The “c” cars in a car service use a total of “g” gallons of gasoline per week. If each of the cars uses the same amount of gasoline, then, at this rate, which of the following represents the number of gallons used by 10 of the cars in 3 weeks?

Well first, look for what you are solving for, which is gallons per car. Because of this, we KNOW the answer must be a division with g in the numerator and c in the denominator. So you can immediately rule out any that are solely multiplication or have c in the numerator and g in the denominator. Then, this will usually get your answer choices down to either two or three, which you can just plug in numbers to see which is correct.

Well, this is just unit analysis. The correct answer obviously must contain the correct units. But yes, it does help eliminate some choices sometimes.

What is the answer though?

@amdcous actually, here is my question for you: why must the answer contain g/c when the answer is looking for the number of gallons? Why can’t it just contain g? However you are right that it contains g/c.
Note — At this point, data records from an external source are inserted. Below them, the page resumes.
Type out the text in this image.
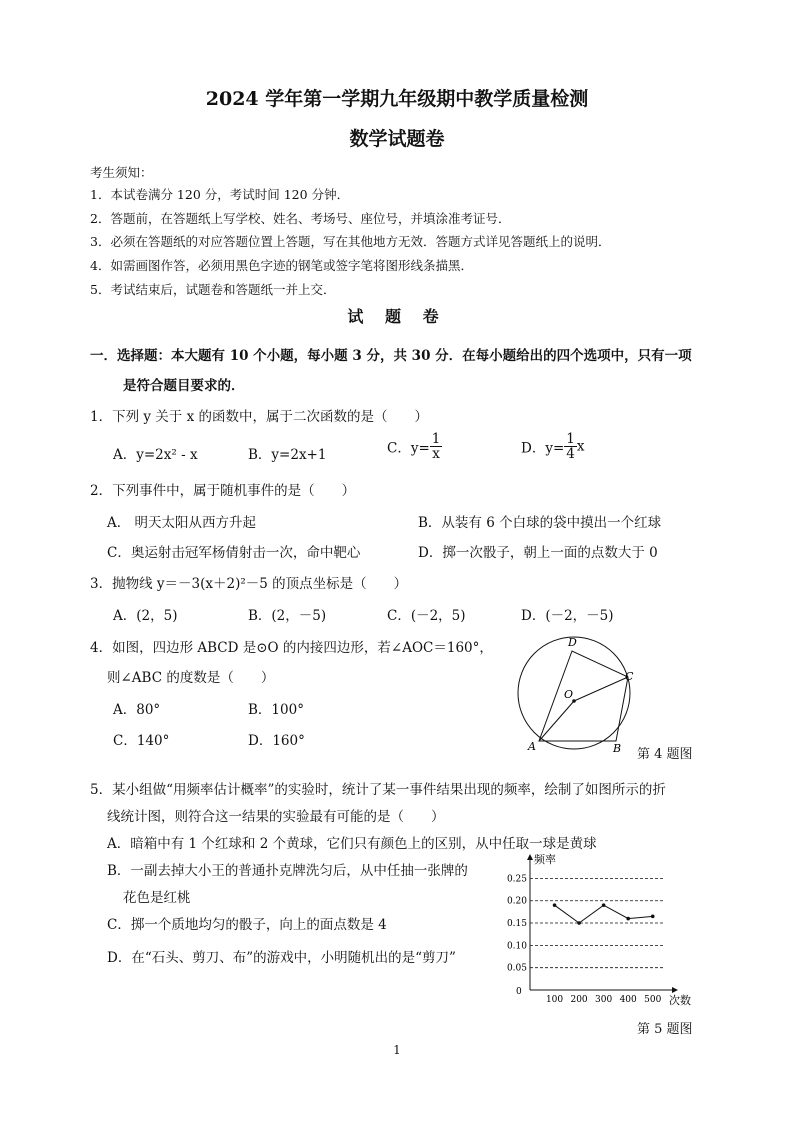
2024 学年第一学期九年级期中教学质量检测
数学试题卷
考生须知：
1．本试卷满分 120 分，考试时间 120 分钟．
2．答题前，在答题纸上写学校、姓名、考场号、座位号，并填涂准考证号．
3．必须在答题纸的对应答题位置上答题，写在其他地方无效．答题方式详见答题纸上的说明．
4．如需画图作答，必须用黑色字迹的钢笔或签字笔将图形线条描黑．
5．考试结束后，试题卷和答题纸一并上交．
试 题 卷
一．选择题：本大题有 10 个小题，每小题 3 分，共 30 分．在每小题给出的四个选项中，只有一项
是符合题目要求的．
1．下列 y 关于 x 的函数中，属于二次函数的是（　　）
A．y=2x² - x	B．y=2x+1	C．$y= \frac{1}{x}$	D．$y= \frac{1}{4}$ x
2．下列事件中，属于随机事件的是（　　）
A． 明天太阳从西方升起	B．从装有 6 个白球的袋中摸出一个红球
C．奥运射击冠军杨倩射击一次，命中靶心	D．掷一次骰子，朝上一面的点数大于 0
3．抛物线 y＝－3(x＋2)²－5 的顶点坐标是（　　）
A．(2，5)	B．(2，－5)	C．(－2，5)	D．(－2，－5)
4．如图，四边形 ABCD 是⊙O 的内接四边形，若∠AOC＝160°，
则∠ABC 的度数是（　　）
A．80°	B．100°
C．140°	D．160°	A	B
C
D
O
第 4 题图
5．某小组做“用频率估计概率”的实验时，统计了某一事件结果出现的频率，绘制了如图所示的折
线统计图，则符合这一结果的实验最有可能的是（　　）
A．暗箱中有 1 个红球和 2 个黄球，它们只有颜色上的区别，从中任取一球是黄球
B．一副去掉大小王的普通扑克牌洗匀后，从中任抽一张牌的
花色是红桃
C．掷一个质地均匀的骰子，向上的面点数是 4
D．在“石头、剪刀、布”的游戏中，小明随机出的是“剪刀”
0.05
0.10
0.15
0.20
0.25
100 200 300 400 500
频率
次数
0
第 5 题图
1
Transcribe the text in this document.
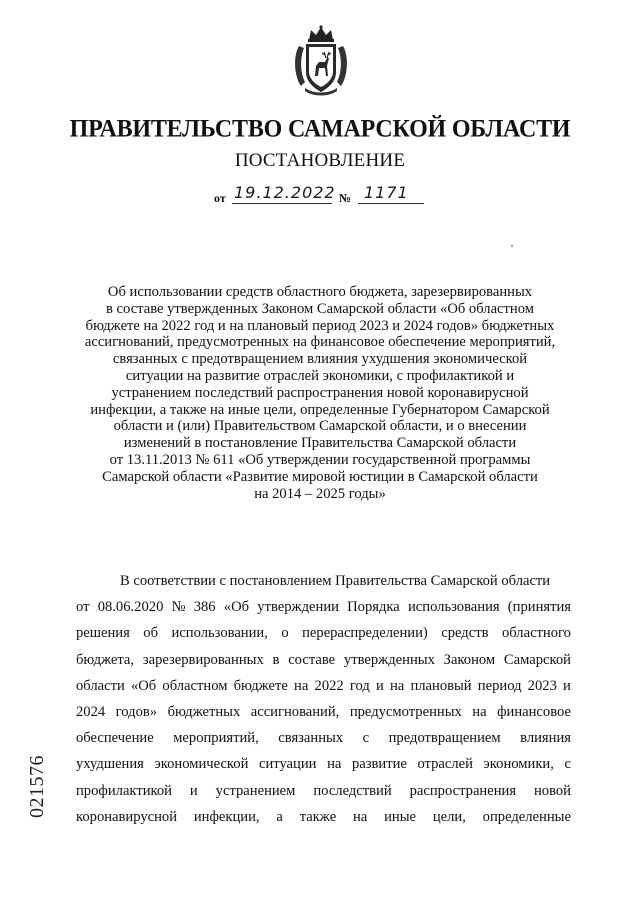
ПРАВИТЕЛЬСТВО САМАРСКОЙ ОБЛАСТИ
ПОСТАНОВЛЕНИЕ
от 19.12.2022 № 1171
Об использовании средств областного бюджета, зарезервированных
в составе утвержденных Законом Самарской области «Об областном
бюджете на 2022 год и на плановый период 2023 и 2024 годов» бюджетных
ассигнований, предусмотренных на финансовое обеспечение мероприятий,
связанных с предотвращением влияния ухудшения экономической
ситуации на развитие отраслей экономики, с профилактикой и
устранением последствий распространения новой коронавирусной
инфекции, а также на иные цели, определенные Губернатором Самарской
области и (или) Правительством Самарской области, и о внесении
изменений в постановление Правительства Самарской области
от 13.11.2013 № 611 «Об утверждении государственной программы
Самарской области «Развитие мировой юстиции в Самарской области
на 2014 – 2025 годы»
В соответствии с постановлением Правительства Самарской области
от 08.06.2020 № 386 «Об утверждении Порядка использования (принятия
решения об использовании, о перераспределении) средств областного
бюджета, зарезервированных в составе утвержденных Законом Самарской
области «Об областном бюджете на 2022 год и на плановый период 2023 и
2024 годов» бюджетных ассигнований, предусмотренных на финансовое
обеспечение мероприятий, связанных с предотвращением влияния
ухудшения экономической ситуации на развитие отраслей экономики, с
профилактикой и устранением последствий распространения новой
коронавирусной инфекции, а также на иные цели, определенные
021576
@ethiolita The right answer is 30g/c. One car uses g/c gallons per week, or 3g/c gallons in 3 weeks. Then 10 cars use 30g/c gallons in 3 weeks.

(You all knew I would say this but…)

Yes, a lot of people do have trouble with this kind of question. But your proposed method will often only narrow down the choices…and then you suggest making up numbers. Why not just start with made-up numbers?

This time, I picked c= 5 and g = 100. So each car uses 20 gallons per week and 60 in 3 weeks. And 10 cars will use 600 gallons.

If you put my numbers into @MITer94 's answer, you will see that they match.

And by the way, it looks like the new SAT is going to be vulnerable to this evasion here and there as well.